A U.S. district judge has certified a class-action anti-trust lawsuit against Electronic Arts that alleges the company illegally inflated prices for its football titles after attaining exclusive rights to league licenses.
The decision by U.S. District Court Judge Vaughn Walker lets consumers who bought EA's NFL, NCAA or Arena Football console and PC games during or following 2005 to sign on as plaintiffs in the lawsuit and be represented by the legal team at firm Hagens Berman during an expected jury trial.
The suit itself alleges that EA used its monopoly control over various football league licenses during that period to increase the asking price of its football games, amounting to an illegal price-gouging scheme.
"We believe EA forced consumers to pay an artificial premium on Madden NFL video games," said Hagens Berman partner Steve Berman in a statement. "We intend to prove that EA could inflate prices on their sports titles because these exclusive licenses restrained trade and competition for interactive sports software."
In a 67-page complaint [PDF], the legal team specifically cites the 2004 pricing battle between Sega and Take-Two's NFL2K5, which retailed for just $19.95, and EA's Madden NFL 2005, which was lowered from a $49.95 asking price to $29.95 in November of that year.
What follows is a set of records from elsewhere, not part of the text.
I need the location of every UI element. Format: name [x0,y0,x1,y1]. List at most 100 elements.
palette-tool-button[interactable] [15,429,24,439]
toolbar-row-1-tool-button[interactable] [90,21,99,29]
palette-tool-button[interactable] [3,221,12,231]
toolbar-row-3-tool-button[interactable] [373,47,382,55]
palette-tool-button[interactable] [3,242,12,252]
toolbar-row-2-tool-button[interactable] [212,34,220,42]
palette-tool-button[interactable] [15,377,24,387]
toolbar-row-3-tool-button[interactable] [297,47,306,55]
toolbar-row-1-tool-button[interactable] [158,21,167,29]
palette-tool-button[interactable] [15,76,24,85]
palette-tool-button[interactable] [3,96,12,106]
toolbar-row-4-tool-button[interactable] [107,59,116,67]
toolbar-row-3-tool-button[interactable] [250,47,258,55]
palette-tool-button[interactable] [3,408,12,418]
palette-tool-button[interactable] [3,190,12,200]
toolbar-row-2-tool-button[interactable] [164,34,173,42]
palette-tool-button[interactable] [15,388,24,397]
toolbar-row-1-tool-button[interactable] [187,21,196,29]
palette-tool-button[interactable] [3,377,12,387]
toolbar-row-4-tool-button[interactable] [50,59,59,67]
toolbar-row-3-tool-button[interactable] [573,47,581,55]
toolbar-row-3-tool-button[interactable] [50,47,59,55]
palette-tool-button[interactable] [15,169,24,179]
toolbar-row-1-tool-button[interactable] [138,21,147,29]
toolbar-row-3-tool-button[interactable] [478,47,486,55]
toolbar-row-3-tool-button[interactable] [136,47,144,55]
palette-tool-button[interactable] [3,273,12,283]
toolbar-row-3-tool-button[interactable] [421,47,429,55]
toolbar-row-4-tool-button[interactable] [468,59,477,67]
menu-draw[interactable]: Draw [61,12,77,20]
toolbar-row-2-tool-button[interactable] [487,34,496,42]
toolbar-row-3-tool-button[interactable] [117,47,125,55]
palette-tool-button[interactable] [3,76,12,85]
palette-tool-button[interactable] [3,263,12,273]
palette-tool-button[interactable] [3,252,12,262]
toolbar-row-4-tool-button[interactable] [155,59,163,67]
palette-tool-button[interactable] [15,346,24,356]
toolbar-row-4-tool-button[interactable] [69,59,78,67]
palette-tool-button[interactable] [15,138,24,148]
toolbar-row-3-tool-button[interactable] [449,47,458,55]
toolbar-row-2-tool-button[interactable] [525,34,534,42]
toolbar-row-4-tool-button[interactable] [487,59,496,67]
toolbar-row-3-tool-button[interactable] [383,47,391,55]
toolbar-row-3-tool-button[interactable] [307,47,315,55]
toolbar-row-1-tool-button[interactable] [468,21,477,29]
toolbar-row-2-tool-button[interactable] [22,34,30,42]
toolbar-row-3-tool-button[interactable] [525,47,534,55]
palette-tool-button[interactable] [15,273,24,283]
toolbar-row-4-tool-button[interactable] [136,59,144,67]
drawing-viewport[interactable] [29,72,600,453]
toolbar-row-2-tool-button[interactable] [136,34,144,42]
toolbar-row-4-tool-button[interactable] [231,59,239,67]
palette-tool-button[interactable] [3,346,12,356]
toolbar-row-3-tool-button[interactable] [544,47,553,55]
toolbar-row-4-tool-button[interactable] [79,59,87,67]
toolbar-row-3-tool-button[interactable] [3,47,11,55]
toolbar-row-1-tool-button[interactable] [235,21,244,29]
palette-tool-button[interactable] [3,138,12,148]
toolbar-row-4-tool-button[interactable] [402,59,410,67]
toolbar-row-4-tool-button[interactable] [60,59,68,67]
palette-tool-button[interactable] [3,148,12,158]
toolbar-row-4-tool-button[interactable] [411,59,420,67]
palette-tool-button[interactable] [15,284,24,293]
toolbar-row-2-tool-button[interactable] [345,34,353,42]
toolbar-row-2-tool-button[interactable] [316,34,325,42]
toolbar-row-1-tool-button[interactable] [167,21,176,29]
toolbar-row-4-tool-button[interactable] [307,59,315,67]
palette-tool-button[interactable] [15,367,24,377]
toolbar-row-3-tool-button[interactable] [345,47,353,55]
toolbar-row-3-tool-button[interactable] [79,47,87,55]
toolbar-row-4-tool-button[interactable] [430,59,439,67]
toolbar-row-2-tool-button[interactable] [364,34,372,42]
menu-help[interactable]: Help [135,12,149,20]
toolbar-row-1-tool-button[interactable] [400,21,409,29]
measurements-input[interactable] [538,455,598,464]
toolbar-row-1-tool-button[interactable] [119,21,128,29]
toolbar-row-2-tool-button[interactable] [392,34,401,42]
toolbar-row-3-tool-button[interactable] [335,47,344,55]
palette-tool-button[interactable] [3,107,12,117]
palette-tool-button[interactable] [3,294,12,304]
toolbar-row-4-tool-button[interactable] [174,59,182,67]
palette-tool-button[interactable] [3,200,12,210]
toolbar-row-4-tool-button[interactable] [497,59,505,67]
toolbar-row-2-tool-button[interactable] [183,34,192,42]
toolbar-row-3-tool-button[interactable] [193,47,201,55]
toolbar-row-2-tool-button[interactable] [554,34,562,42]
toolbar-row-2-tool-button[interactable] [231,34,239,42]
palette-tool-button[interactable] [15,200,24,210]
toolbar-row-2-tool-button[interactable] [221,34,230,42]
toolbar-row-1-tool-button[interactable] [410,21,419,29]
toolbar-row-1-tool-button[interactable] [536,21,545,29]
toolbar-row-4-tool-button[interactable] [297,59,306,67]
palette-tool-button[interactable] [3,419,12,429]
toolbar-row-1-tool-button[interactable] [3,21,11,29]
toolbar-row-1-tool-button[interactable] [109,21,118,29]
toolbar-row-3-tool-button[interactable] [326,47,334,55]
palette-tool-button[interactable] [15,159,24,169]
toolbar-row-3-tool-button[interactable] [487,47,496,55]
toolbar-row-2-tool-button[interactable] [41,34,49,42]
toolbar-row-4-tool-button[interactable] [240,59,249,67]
A month after this price decrease, EA signed its exclusive licensing deal with the NFL, following with similar deals for the NCAA and Arena Football leagues in later months. The next year's Madden NFL 2006 faced no competition in the football game market at its usual $49.95 price point.
Current Madden NFL games retail for $59.95, which is standard for high-profile console retail titles. "But for Electronic Arts' exclusive agreements... the price of interactive football software produced by Electronic Arts would be substantially lower than its current price," the suit reads, alleging that such a price-inflating monopoly violates several anti-trust and unfair trade laws.
The suit seeks a jury trial to settle the matter as well as "restitution and/or damages to class members for the purchase of the software."
The case is unrelated to separate class-action lawsuits that argue EA illegally used player likenesses in its NCAA and Madden NFL football titles.